ゼットスケーラーのセキュリティアドバイザリ
Zscaler Protects against Multiple Vulnerabilities in Internet Explorer, Microsoft Edge, Microsoft Graphics Component, XML Core Service, and CSRSS
Zscaler, working with Microsoft through their MAPP program, has proactively deployed protections for the following 13 vulnerabilities included in the April 2016 Microsoft security bulletins. Zscaler will continue to monitor exploits associated with all vulnerabilities in the April release and deploy additional protections as necessary.
MS16-037 – Cumulative Security Update for Internet Explorer
Severity: Critical
Affected Software
- Internet Explorer 9-11
CVE-2016-0154 – Microsoft Browser Memory Corruption Vulnerability
CVE-2016-0159 – Internet Explorer Memory Corruption Vulnerability
CVE-2016-0164 – Internet Explorer Memory Corruption Vulnerability
Description: This security update resolves vulnerabilities in Internet Explorer. The most severe of the vulnerabilities could allow remote code execution if a user views a specially crafted webpage using Internet Explorer. An attacker who successfully exploited the vulnerabilities could gain the same user rights as the current user. If the current user is logged on with administrative user rights, an attacker could take control of an affected system. An attacker could then install programs; view, change, or delete data; or create new accounts with full user rights.

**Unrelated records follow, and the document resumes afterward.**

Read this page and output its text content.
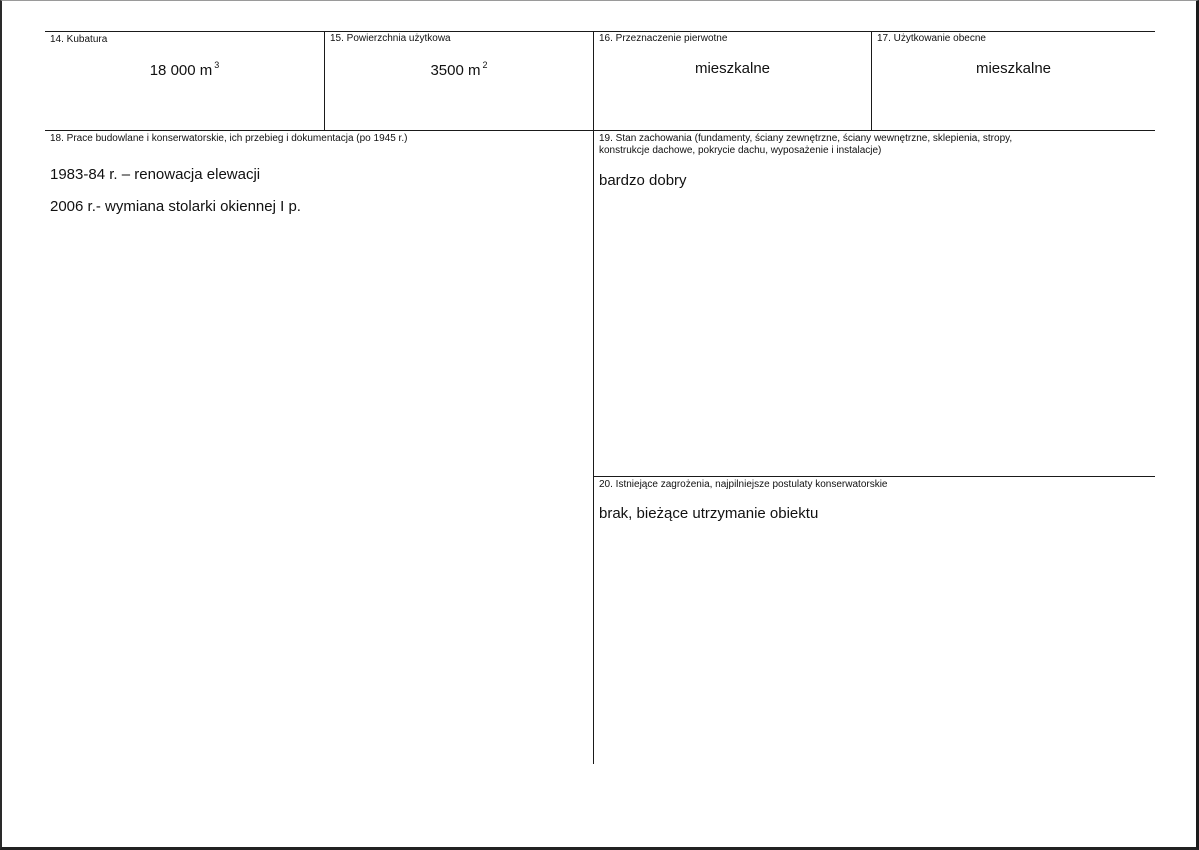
14. Kubatura
18 000 m $^3$
15. Powierzchnia użytkowa
3500 m $^2$
16. Przeznaczenie pierwotne
mieszkalne
17. Użytkowanie obecne
mieszkalne
18. Prace budowlane i konserwatorskie, ich przebieg i dokumentacja (po 1945 r.)
1983-84 r. – renowacja elewacji
2006 r.- wymiana stolarki okiennej I p.
19. Stan zachowania (fundamenty, ściany zewnętrzne, ściany wewnętrzne, sklepienia, stropy,
konstrukcje dachowe, pokrycie dachu, wyposażenie i instalacje)
bardzo dobry
20. Istniejące zagrożenia, najpilniejsze postulaty konserwatorskie
brak, bieżące utrzymanie obiektu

MS16-038 – Cumulative Security Update for Microsoft Edge
Severity: Critical
Affected Software
- Microsoft Edge
CVE-2016-0155 – Microsoft Edge Memory Corruption Vulnerability
CVE-2016-0156 – Microsoft Edge Memory Corruption Vulnerability
CVE-2016-0157 – Microsoft Edge Memory Corruption Vulnerability
CVE-2016-0158 – Microsoft Edge Elevation of Privilege Vulnerability
CVE-2016-0161 – Microsoft Edge Elevation of Privilege Vulnerability
Description: This security update resolves vulnerabilities in Microsoft Edge. The vulnerabilities could allow remote code execution if a user views a specially crafted webpage using Microsoft Edge. An attacker who successfully exploited the vulnerabilities could gain the same user rights as the current user. Customers whose accounts are configured to have fewer user rights on the system could be less impacted than those who operate with administrative user rights.
MS16-039 – Security Update for Microsoft Graphics Component
Severity: Critical
Affected Software
- Windows Vista SP2
- Windows Server 2008 SP2
- Windows 7 SP1
- Windows Server 2008 R2 SP1
- Windows 8.1
- Windows Server 2012
- Windows Server 2012 R2
- Windows RT 8.1
CVE-2016-0143 – Win32k Elevation of Privilege Vulnerability
CVE-2016-0165 – Win32k Elevation of Privilege Vulnerability
CVE-2016-0167 – Win32k Elevation of Privilege Vulnerability
Description: This security update resolves vulnerabilities in Microsoft Windows, Microsoft .NET Framework, Microsoft Office, Skype for Business, and Microsoft Lync. The most severe of the vulnerabilities could allow remote code execution if a user opens a specially crafted document or visits a webpage that contains specially crafted embedded fonts.
MS16-040 – Security Update for Microsoft XML Core Service
Severity: Critical
Affected Software
- Windows Vista SP2
- Windows Server 2008 SP2
- Windows 7 SP1
- Windows Server 2008 R2 SP1
- Windows 8.1
- Windows Server 2012
- Windows Server 2012 R2
- Windows RT 8.1
- Windows 10
CVE-2016-0147 – MSXML Remote Code Execution Vulnerability
Description: This security update resolves a vulnerability in Microsoft Windows. The vulnerability could allow remote code execution if a user clicks a specially crafted link that could allow an attacker to run malicious code remotely to take control of the user’s system. However, in all cases an attacker would have no way to force a user to click a specially crafted link. An attacker would have to convince a user to click the link, typically by way of an enticement in an email or Instant Messenger message.
MS16-048 – Security Update for CSRSS
Severity: Important
Affected Software
- Windows 8.1
- Windows Server 2012
- Windows Server 2012 R2
- Windows 10
CVE-2016-0151 – Windows CSRSS Security Feature Bypass Vulnerability
Description: This security update resolves a vulnerability in Microsoft Windows. The vulnerability could allow security feature bypass if an attacker logs on to a target system and runs a specially crafted application.